In an issue that has only grown more prevalent over time, the entire medical industry suffers from a lack of personnel, leading to understaffing in almost every establishment.
Unfortunately, this also includes nursing homes and assisted living facilities, along with other long-term care facilities.
The cycle of nurse staff overworking
The New York Times examines the trials and struggles that nursing professions face across the board. In short, not enough people want to stay in the nursing field. Because of that, there are simply not enough people to meet the demands of a sick and aging population. Nurses who stay in the field must take on enormous workloads and extreme working hours, which perpetuates a cycle of burnout and quitting.
It also creates a unique danger in the form of negligence related to exhaustion. Basically, nurses who get overworked at locations with an understaffing problem simply do not have the mental capacity to give their job 100 percent of their time, energy and attention. In turn, this easily leads to mistakes that could have otherwise been avoided if the staff member had proper rest and was not working grueling hours.

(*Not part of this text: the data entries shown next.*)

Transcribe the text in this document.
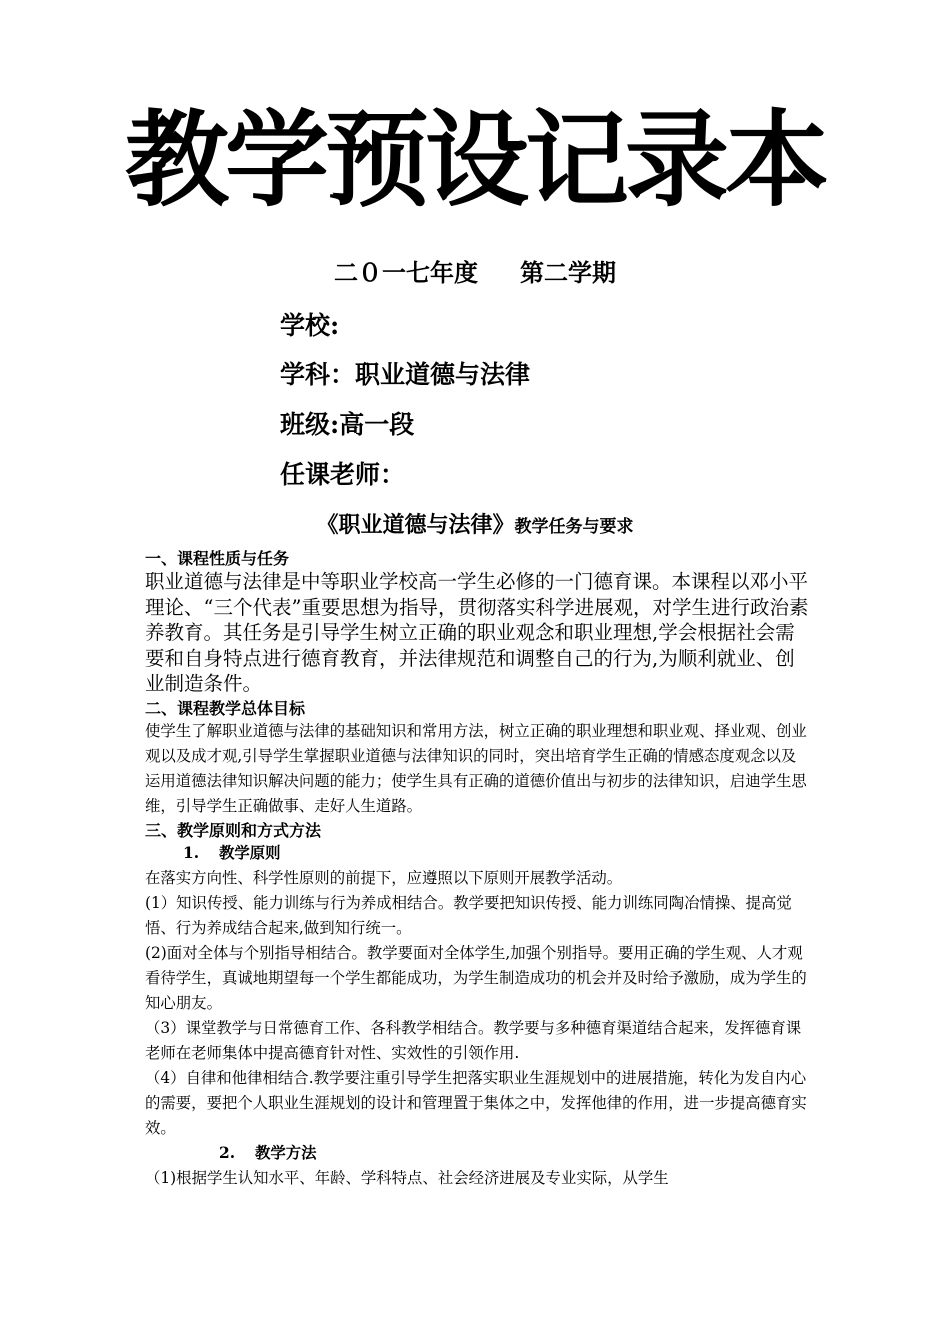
教学预设记录本
二０一七年度 第二学期
学校:
学科：职业道德与法律
班级:高一段
任课老师：
《职业道德与法律》教学任务与要求
一、课程性质与任务
职业道德与法律是中等职业学校高一学生必修的一门德育课。本课程以邓小平理论、“三个代表”重要思想为指导，贯彻落实科学进展观，对学生进行政治素养教育。其任务是引导学生树立正确的职业观念和职业理想,学会根据社会需要和自身特点进行德育教育，并法律规范和调整自己的行为,为顺利就业、创业制造条件。
二、课程教学总体目标
使学生了解职业道德与法律的基础知识和常用方法，树立正确的职业理想和职业观、择业观、创业观以及成才观,引导学生掌握职业道德与法律知识的同时，突出培育学生正确的情感态度观念以及运用道德法律知识解决问题的能力；使学生具有正确的道德价值出与初步的法律知识，启迪学生思维，引导学生正确做事、走好人生道路。
三、教学原则和方式方法
1. 教学原则
在落实方向性、科学性原则的前提下，应遵照以下原则开展教学活动。
(1）知识传授、能力训练与行为养成相结合。教学要把知识传授、能力训练同陶冶情操、提高觉悟、行为养成结合起来,做到知行统一。
(2)面对全体与个别指导相结合。教学要面对全体学生,加强个别指导。要用正确的学生观、人才观看待学生，真诚地期望每一个学生都能成功，为学生制造成功的机会并及时给予激励，成为学生的知心朋友。
（3）课堂教学与日常德育工作、各科教学相结合。教学要与多种德育渠道结合起来，发挥德育课老师在老师集体中提高德育针对性、实效性的引领作用.
（4）自律和他律相结合.教学要注重引导学生把落实职业生涯规划中的进展措施，转化为发自内心的需要，要把个人职业生涯规划的设计和管理置于集体之中，发挥他律的作用，进一步提高德育实效。
2. 教学方法
（1)根据学生认知水平、年龄、学科特点、社会经济进展及专业实际，从学生
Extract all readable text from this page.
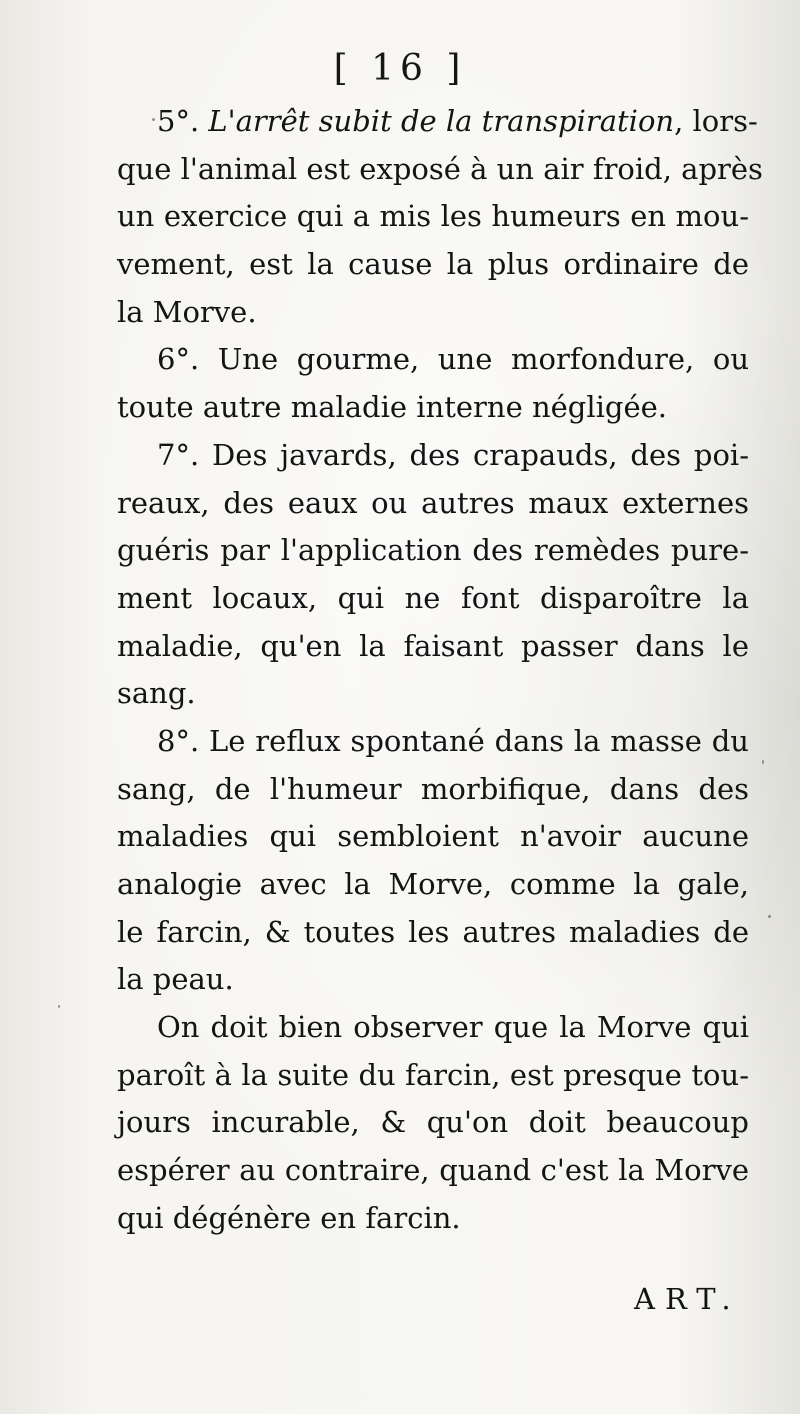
[ 16 ]

5°. L'arrêt subit de la transpiration, lors-
que l'animal est exposé à un air froid, après
un exercice qui a mis les humeurs en mou-
vement, est la cause la plus ordinaire de
la Morve.

6°. Une gourme, une morfondure, ou
toute autre maladie interne négligée.

7°. Des javards, des crapauds, des poi-
reaux, des eaux ou autres maux externes
guéris par l'application des remèdes pure-
ment locaux, qui ne font disparoître la
maladie, qu'en la faisant passer dans le
sang.

8°. Le reflux spontané dans la masse du
sang, de l'humeur morbifique, dans des
maladies qui sembloient n'avoir aucune
analogie avec la Morve, comme la gale,
le farcin, & toutes les autres maladies de
la peau.

On doit bien observer que la Morve qui
paroît à la suite du farcin, est presque tou-
jours incurable, & qu'on doit beaucoup
espérer au contraire, quand c'est la Morve
qui dégénère en farcin.

ART.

How patients and residents suffer
Unfortunately, this means that the people suffering are often members of the nursing home or medical facility. For example, an exhausted nurse may forget to check on someone after an operation to ensure they have an adequate supply of pain medication. They may even mix up the medication of two patients, leading to untreated illness or adverse affects. As the issue of understaffing grows, so too does this form of neglect.